One time, my Spanish language teacher showed us students a documentary made in the 1990s, featuring interviews with old men who’d been fighters seventy years before. Two of them, I remember, tried to mimic the distinctive cluck-click noise their rifles made when a bullet was loaded into the chamber. A third, who’d been one of those post-adolescent colonels, pulled out his old weapon, and demonstrated the actual sound for the interviewer.

It was a brilliant bit of editing. The fact that these were simple farmers, not fighters, with little weaponry beyond these German-made rifles, was something I never forgot. They’d grown up in a hardscrabble life, with no real civil rights, and were fighting for their children to have something better.

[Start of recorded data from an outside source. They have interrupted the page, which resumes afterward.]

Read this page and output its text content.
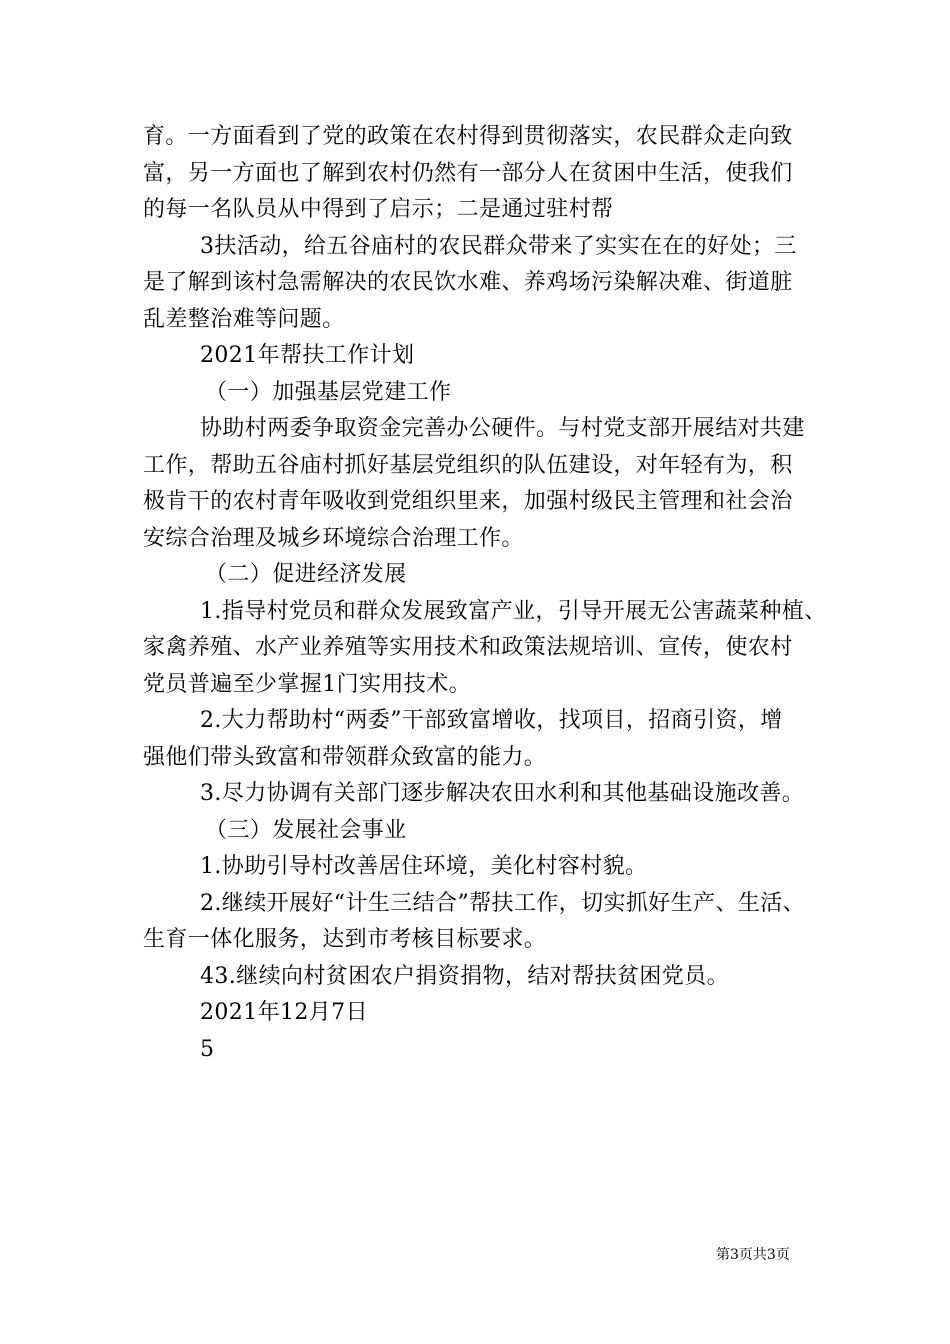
育。一方面看到了党的政策在农村得到贯彻落实，农民群众走向致
富，另一方面也了解到农村仍然有一部分人在贫困中生活，使我们
的每一名队员从中得到了启示；二是通过驻村帮
3扶活动，给五谷庙村的农民群众带来了实实在在的好处；三
是了解到该村急需解决的农民饮水难、养鸡场污染解决难、街道脏
乱差整治难等问题。
2021年帮扶工作计划
（一）加强基层党建工作
协助村两委争取资金完善办公硬件。与村党支部开展结对共建
工作，帮助五谷庙村抓好基层党组织的队伍建设，对年轻有为，积
极肯干的农村青年吸收到党组织里来，加强村级民主管理和社会治
安综合治理及城乡环境综合治理工作。
（二）促进经济发展
1.指导村党员和群众发展致富产业，引导开展无公害蔬菜种植、
家禽养殖、水产业养殖等实用技术和政策法规培训、宣传，使农村
党员普遍至少掌握1门实用技术。
2.大力帮助村“两委”干部致富增收，找项目，招商引资，增
强他们带头致富和带领群众致富的能力。
3.尽力协调有关部门逐步解决农田水利和其他基础设施改善。
（三）发展社会事业
1.协助引导村改善居住环境，美化村容村貌。
2.继续开展好“计生三结合”帮扶工作，切实抓好生产、生活、
生育一体化服务，达到市考核目标要求。
43.继续向村贫困农户捐资捐物，结对帮扶贫困党员。
2021年12月7日
5
第3页共3页
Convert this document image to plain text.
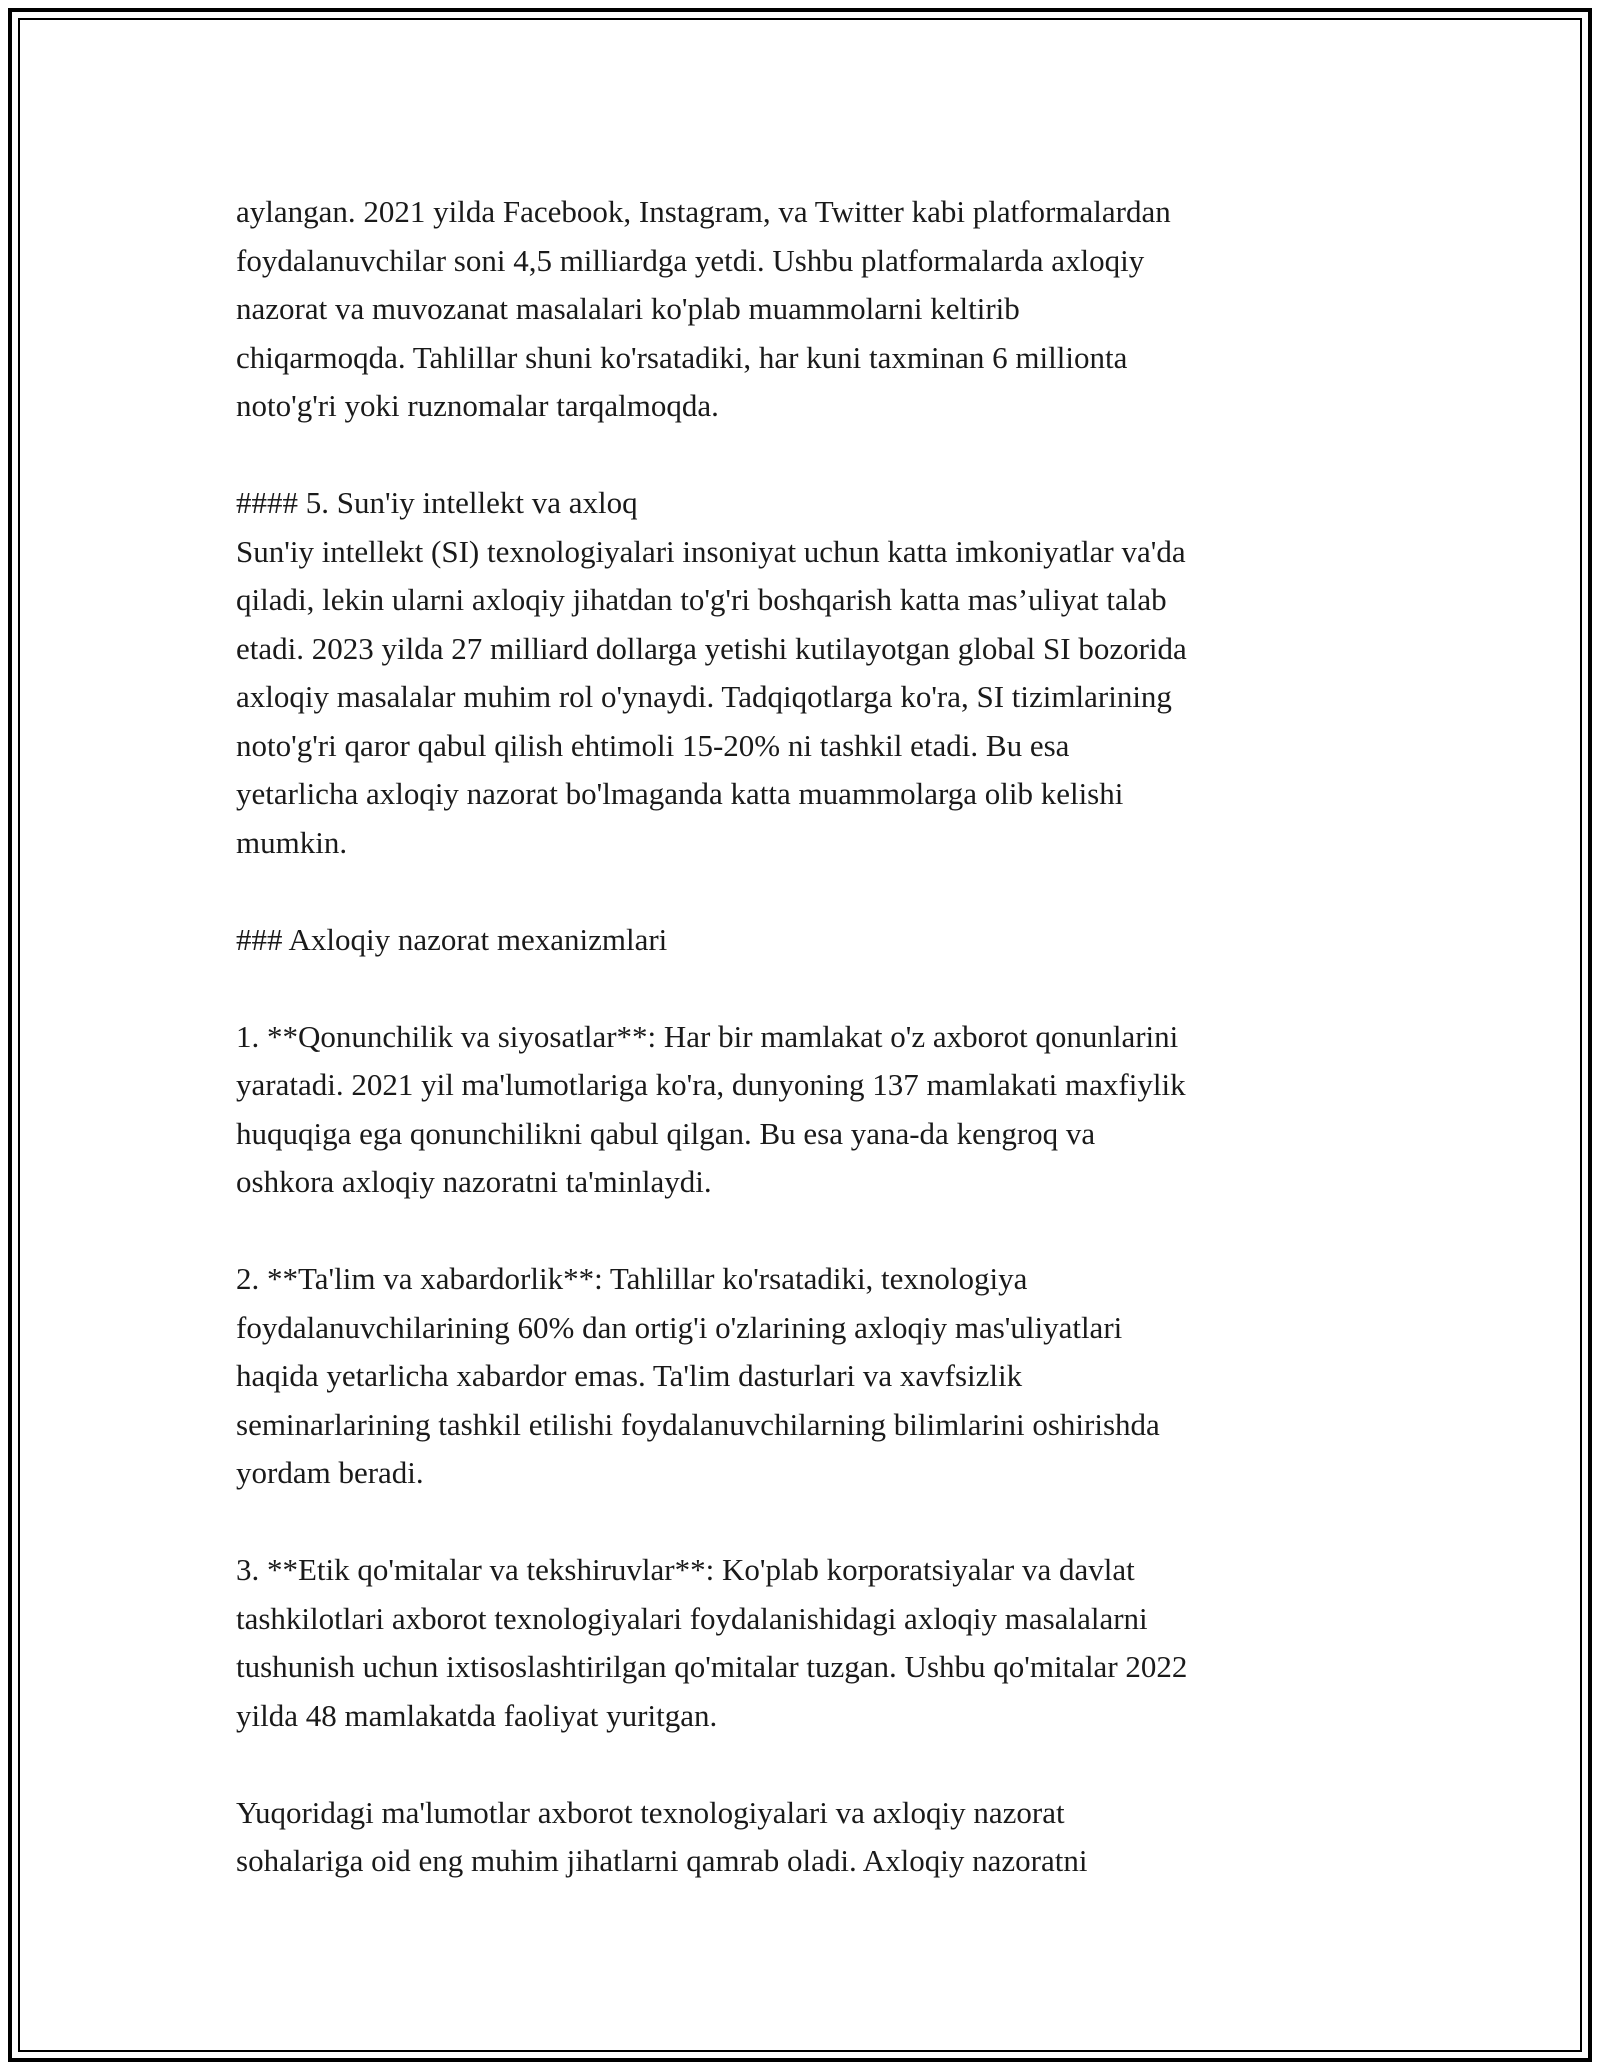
aylangan. 2021 yilda Facebook, Instagram, va Twitter kabi platformalardan
foydalanuvchilar soni 4,5 milliardga yetdi. Ushbu platformalarda axloqiy
nazorat va muvozanat masalalari ko'plab muammolarni keltirib
chiqarmoqda. Tahlillar shuni ko'rsatadiki, har kuni taxminan 6 millionta
noto'g'ri yoki ruznomalar tarqalmoqda.
#### 5. Sun'iy intellekt va axloq
Sun'iy intellekt (SI) texnologiyalari insoniyat uchun katta imkoniyatlar va'da
qiladi, lekin ularni axloqiy jihatdan to'g'ri boshqarish katta mas’uliyat talab
etadi. 2023 yilda 27 milliard dollarga yetishi kutilayotgan global SI bozorida
axloqiy masalalar muhim rol o'ynaydi. Tadqiqotlarga ko'ra, SI tizimlarining
noto'g'ri qaror qabul qilish ehtimoli 15-20% ni tashkil etadi. Bu esa
yetarlicha axloqiy nazorat bo'lmaganda katta muammolarga olib kelishi
mumkin.
### Axloqiy nazorat mexanizmlari
1. **Qonunchilik va siyosatlar**: Har bir mamlakat o'z axborot qonunlarini
yaratadi. 2021 yil ma'lumotlariga ko'ra, dunyoning 137 mamlakati maxfiylik
huquqiga ega qonunchilikni qabul qilgan. Bu esa yana-da kengroq va
oshkora axloqiy nazoratni ta'minlaydi.
2. **Ta'lim va xabardorlik**: Tahlillar ko'rsatadiki, texnologiya
foydalanuvchilarining 60% dan ortig'i o'zlarining axloqiy mas'uliyatlari
haqida yetarlicha xabardor emas. Ta'lim dasturlari va xavfsizlik
seminarlarining tashkil etilishi foydalanuvchilarning bilimlarini oshirishda
yordam beradi.
3. **Etik qo'mitalar va tekshiruvlar**: Ko'plab korporatsiyalar va davlat
tashkilotlari axborot texnologiyalari foydalanishidagi axloqiy masalalarni
tushunish uchun ixtisoslashtirilgan qo'mitalar tuzgan. Ushbu qo'mitalar 2022
yilda 48 mamlakatda faoliyat yuritgan.
Yuqoridagi ma'lumotlar axborot texnologiyalari va axloqiy nazorat
sohalariga oid eng muhim jihatlarni qamrab oladi. Axloqiy nazoratni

Other men, politicians who’d played their own part in the revolution, tried to complete Zapata’s dream of land redistribution in the decades after the conflict ended. In the end, though, a changing world was what defeated that dream. Today, people round here sell off the land won with blood so that outsiders can build hotels and houses. Trucks roar through small towns that were once villages where half-forgotten battles and skirmishes were fought. And since so many fighters couldn’t write, records of the battles are often sketchy or non-existent.

Zapata, though, since he died before power could corrupt him, remains an admired figure. I try to be coolly cynical about his image, but I can’t be. One thing that ties me to this place is respect for those peasant soldiers who found the strength to rebel against brutality and poverty through the will of a leader who dared risk it all; and how he paid for that with his life in an ambush.

They don’t make them like Emiliano Zapata any more.